Mas voltando ao tema: o fato é que cidades como São Paulo e Rio, pelo gigantismo desvairado, estão ficando cada vez mais inabitáveis. É a questão da escala, da perda de tempo cotidiana indo de um lugar ao outro, do desconforto, de tudo. Ao mesmo tempo, são metrópoles, que oferecem alta qualidade de vida do ponto de vista cultural. Mas muitas pessoas estão preferindo vir para cá, que é uma cidade próxima dos grandes centros e permite, ainda, algum conforto. Não é aquela utopia publicitária, é óbvio, porque isso é Brasil, mas pela escala menor, nos dá tempo.
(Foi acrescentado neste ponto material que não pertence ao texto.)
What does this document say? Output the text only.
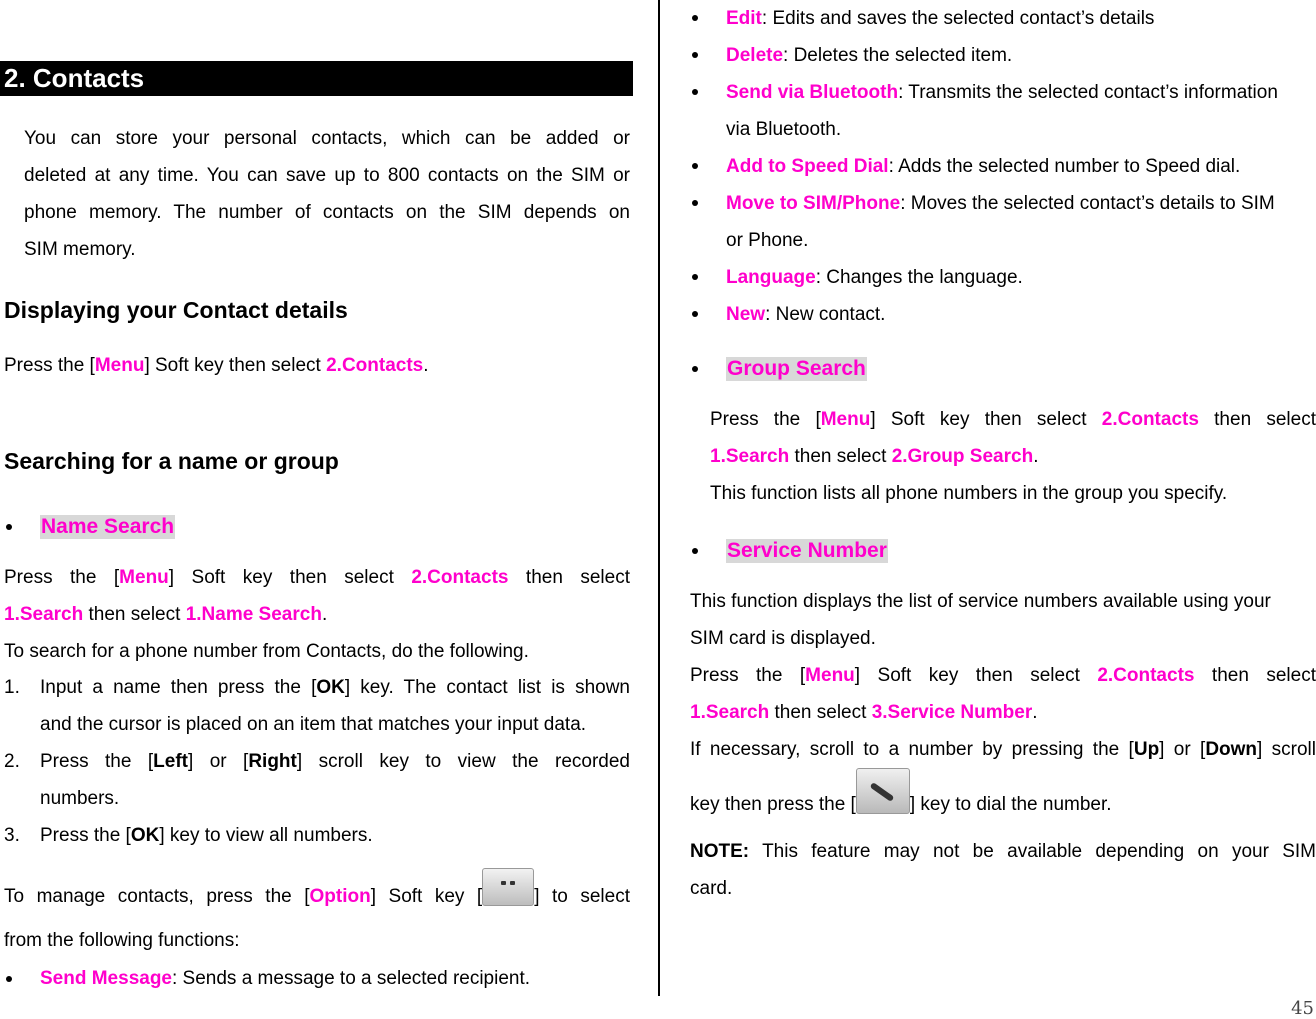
2. Contacts

You can store your personal contacts, which can be added or

deleted at any time. You can save up to 800 contacts on the SIM or

phone memory. The number of contacts on the SIM depends on

SIM memory.

Displaying your Contact details

Press the [Menu] Soft key then select 2.Contacts.

Searching for a name or group
Name Search

Press the [Menu] Soft key then select 2.Contacts then select

1.Search then select 1.Name Search.

To search for a phone number from Contacts, do the following.

1. Input a name then press the [OK] key. The contact list is shown

and the cursor is placed on an item that matches your input data.

2. Press the [Left] or [Right] scroll key to view the recorded

numbers.

3. Press the [OK] key to view all numbers.

To manage contacts, press the [Option] Soft key [	] to select

from the following functions:

Send Message: Sends a message to a selected recipient.

Edit: Edits and saves the selected contact’s details

Delete: Deletes the selected item.

Send via Bluetooth: Transmits the selected contact’s information

via Bluetooth.

Add to Speed Dial: Adds the selected number to Speed dial.

Move to SIM/Phone: Moves the selected contact’s details to SIM

or Phone.

Language: Changes the language.

New: New contact.

Group Search

Press the [Menu] Soft key then select 2.Contacts then select

1.Search then select 2.Group Search.

This function lists all phone numbers in the group you specify.

Service Number

This function displays the list of service numbers available using your

SIM card is displayed.

Press the [Menu] Soft key then select 2.Contacts then select

1.Search then select 3.Service Number.

If necessary, scroll to a number by pressing the [Up] or [Down] scroll

key then press the [	] key to dial the number.

NOTE: This feature may not be available depending on your SIM

card.

45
E para quem escreve, acho que não há cidade melhor no país.

Você já se considera curitibano?

É uma questão engraçada. Cheguei aqui acho que em janeiro de 1961, com oito anos de idade. Obviamente sou um curitibano integral, com essa discreta vantagem (se é que é vantagem) de ter um pé fora, de ter de certa forma uma perspectiva de fora, mesmo que de infância, o que sempre me deu a idéia de "exílio". Sou de fato um desenraizado, o que também me define como curitibano, uma cidade de estrangeiros. Mas, independemente disso, vamos ao que importa: a minha literatura é uma literatura curitibana da primeira à última linha - a cidade está inteira no que escrevo. Trapo, Juliano Pavollini, Uma noite em Curitiba, etc., em todos os meus romances a cidade transborda. De modo que, mesmo nascido em Lages, sou um escritor curitibano.
Mas sou também catarinense, e aqui é interessante observar a questão do bairrismo. Sou também muito bem tratado, carinhosamente tratado em Santa Catarina, como um escritor catarinense, o que eles valorizam muito. De modo que, brasileiro integral, tenho dupla nacionalidade...
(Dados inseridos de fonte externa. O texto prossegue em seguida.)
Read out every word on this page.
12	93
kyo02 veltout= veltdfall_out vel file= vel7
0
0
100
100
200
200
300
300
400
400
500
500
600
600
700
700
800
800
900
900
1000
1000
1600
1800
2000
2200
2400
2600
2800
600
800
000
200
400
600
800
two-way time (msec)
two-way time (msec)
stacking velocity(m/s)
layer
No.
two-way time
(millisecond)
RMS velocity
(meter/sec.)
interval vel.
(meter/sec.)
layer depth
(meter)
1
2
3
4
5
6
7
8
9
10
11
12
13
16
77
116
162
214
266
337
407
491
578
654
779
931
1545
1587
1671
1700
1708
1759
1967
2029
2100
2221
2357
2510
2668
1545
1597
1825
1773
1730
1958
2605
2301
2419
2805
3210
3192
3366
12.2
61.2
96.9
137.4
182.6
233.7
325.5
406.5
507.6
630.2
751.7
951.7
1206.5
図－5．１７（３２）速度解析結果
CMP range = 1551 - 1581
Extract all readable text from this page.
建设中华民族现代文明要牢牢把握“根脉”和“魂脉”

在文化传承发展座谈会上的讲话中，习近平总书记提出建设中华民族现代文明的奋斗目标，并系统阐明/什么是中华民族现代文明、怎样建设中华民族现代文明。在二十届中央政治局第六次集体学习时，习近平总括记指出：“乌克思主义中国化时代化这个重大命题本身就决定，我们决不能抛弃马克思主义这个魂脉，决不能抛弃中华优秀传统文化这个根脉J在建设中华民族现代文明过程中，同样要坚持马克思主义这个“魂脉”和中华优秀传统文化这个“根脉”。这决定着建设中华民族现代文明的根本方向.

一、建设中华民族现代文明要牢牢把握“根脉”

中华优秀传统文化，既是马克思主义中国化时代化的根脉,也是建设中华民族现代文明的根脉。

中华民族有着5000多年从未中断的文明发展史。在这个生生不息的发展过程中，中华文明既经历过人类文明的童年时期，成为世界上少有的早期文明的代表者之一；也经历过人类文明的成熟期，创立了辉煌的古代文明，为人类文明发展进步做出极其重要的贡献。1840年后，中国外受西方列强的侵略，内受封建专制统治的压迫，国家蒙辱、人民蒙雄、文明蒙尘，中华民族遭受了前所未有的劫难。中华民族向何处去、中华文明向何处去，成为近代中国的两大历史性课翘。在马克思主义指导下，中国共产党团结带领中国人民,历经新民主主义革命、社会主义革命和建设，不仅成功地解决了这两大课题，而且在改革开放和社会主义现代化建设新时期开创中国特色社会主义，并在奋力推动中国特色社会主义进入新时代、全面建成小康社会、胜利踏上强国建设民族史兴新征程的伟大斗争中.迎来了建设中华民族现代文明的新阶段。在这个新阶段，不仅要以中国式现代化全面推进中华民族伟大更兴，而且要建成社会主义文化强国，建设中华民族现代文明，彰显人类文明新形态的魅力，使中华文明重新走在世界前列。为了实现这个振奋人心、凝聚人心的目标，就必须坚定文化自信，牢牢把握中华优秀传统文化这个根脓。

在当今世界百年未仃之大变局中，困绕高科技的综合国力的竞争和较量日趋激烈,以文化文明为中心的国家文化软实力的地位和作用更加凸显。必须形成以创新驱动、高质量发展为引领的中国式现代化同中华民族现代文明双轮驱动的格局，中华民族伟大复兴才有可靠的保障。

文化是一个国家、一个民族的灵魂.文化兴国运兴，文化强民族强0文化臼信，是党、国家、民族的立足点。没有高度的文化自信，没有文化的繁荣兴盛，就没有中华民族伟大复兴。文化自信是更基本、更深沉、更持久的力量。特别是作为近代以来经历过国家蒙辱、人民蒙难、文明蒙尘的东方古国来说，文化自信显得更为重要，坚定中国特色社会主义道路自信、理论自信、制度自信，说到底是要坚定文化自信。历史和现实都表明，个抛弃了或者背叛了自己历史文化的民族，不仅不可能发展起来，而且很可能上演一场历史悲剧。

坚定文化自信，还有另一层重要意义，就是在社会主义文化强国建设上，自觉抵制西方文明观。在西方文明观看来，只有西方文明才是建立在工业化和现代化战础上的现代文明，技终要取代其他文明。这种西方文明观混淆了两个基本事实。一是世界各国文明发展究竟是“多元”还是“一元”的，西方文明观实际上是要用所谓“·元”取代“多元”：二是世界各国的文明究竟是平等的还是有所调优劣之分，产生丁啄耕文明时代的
Algum novo romance, agora que acaba de sair a sua tese?

Sim, comecei ainda timidamente um novo romance, que tem o título provisório de "O fotógrafo". É um modo também de sair da teoria e voltar ao chão - estou sentindo falta. E a geografia de Curitiba voltou inteira ao meu texto. Vai demorar. Se eu tiver tempo e sorte, o livro fica pronto em meados de 2004.